The Popular, Profitable Art of Hair-braiding
A look at the art, history, popularity and entrepreneurial profitability of hair-braiding. How and why an ancient cultural tradition made the transition to contemporary, Hip-Hop, political fashion.
Hair-braiding is an ancient art form and cultural tradition that has been practiced since the earliest recorded history and passed down through the ages. Despite this lengthy history, braided hair is enjoying its greatest popularity ever, right now.
The reasons for the tremendous surge in popularity are as varied as the individuals wearing the colorful style. Braided-hair is unisex, universal and individually unique; and since no two heads are alike, the variety of styles available are limited only by imagination. Braids are an occasional exotic hairstyle for some, a cultural statement for many, and simply an attractive change of pace for others.
The fortunate consequence of this unprecedented popularity among such a large and diverse public has made hair-braiding a relatively new, recently structured, and highly profitable business enterprise.
History of Braiding
Just how far back the art of hair-braiding can be traced may be seen in the clearly visible hair braids in photographs of the mummy Queen Nedjmet (1070-946 B.C.E.). Nedjmet lived and ruled in the ancient African civilization of Kush, now known as the Sudan.
In West Africa, the ancestral homeland of most African-Americans, hair-braiding is a vital aspect of the cultural tradition. Many regions wore distinctive braids as a means of tribal identification.
There were, however various other social and political functions of braids in those societies. Intricate styles were used in ceremonial rituals, such as weddings; but were also cultural and demographic sign posts pointing to different age groups, societal status, or even as designations of royalty.
Aside from Africa, many other countries and cultures have enjoyed a long cultural, political and social association with the art of hair-braiding.
Braids were around during medieval times and were worn as adornments, but were functional, as well; often a means of keeping hair cleaner between baths, keeping it out of cooking fires, and more.

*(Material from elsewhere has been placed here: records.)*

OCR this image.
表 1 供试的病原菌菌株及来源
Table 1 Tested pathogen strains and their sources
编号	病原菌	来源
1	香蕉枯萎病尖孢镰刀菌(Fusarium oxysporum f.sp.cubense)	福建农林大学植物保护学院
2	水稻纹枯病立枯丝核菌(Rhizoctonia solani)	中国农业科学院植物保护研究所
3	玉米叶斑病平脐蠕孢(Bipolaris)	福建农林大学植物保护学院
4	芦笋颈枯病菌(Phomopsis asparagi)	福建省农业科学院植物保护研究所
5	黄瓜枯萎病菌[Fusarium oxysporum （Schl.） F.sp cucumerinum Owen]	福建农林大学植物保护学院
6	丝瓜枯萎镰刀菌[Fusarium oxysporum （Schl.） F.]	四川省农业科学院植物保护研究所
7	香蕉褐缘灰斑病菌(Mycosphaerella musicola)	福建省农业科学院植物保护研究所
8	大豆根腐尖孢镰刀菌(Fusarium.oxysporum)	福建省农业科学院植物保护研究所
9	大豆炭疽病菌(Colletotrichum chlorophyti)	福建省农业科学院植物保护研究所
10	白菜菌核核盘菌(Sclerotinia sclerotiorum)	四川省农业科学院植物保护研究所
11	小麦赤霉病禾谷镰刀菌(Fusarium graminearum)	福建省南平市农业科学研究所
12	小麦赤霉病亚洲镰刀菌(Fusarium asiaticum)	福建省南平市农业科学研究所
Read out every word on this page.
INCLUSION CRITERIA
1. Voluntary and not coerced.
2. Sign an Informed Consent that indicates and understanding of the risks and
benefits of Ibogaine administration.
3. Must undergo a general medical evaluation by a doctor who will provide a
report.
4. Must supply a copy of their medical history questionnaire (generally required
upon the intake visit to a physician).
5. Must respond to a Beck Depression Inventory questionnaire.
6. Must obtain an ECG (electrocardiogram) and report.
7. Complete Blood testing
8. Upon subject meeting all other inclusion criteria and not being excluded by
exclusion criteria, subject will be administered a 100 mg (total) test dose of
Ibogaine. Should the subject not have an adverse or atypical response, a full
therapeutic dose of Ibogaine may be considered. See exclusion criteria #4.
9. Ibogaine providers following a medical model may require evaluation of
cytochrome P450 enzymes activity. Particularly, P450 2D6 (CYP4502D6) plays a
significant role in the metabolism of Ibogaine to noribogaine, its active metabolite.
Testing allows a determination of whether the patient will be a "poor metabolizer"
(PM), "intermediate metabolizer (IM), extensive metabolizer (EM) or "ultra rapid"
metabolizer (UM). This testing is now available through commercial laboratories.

For Native Americans braids were primarily adornments (particularly for women and children), but could also specify religious observances, and when worn by men were used by some tribes as preparation for war.
In nearly every part of the world, from Africa to India, Asia to the U.S., at varying periods of history braids have played some part in the cultural aesthetic.
Why Braids Are So Popular
Today, hair-braids are not only a cultural tradition of people of African descent, but a major component of a pop culture that cuts across racial, economic, social and in many cases, geographic lines.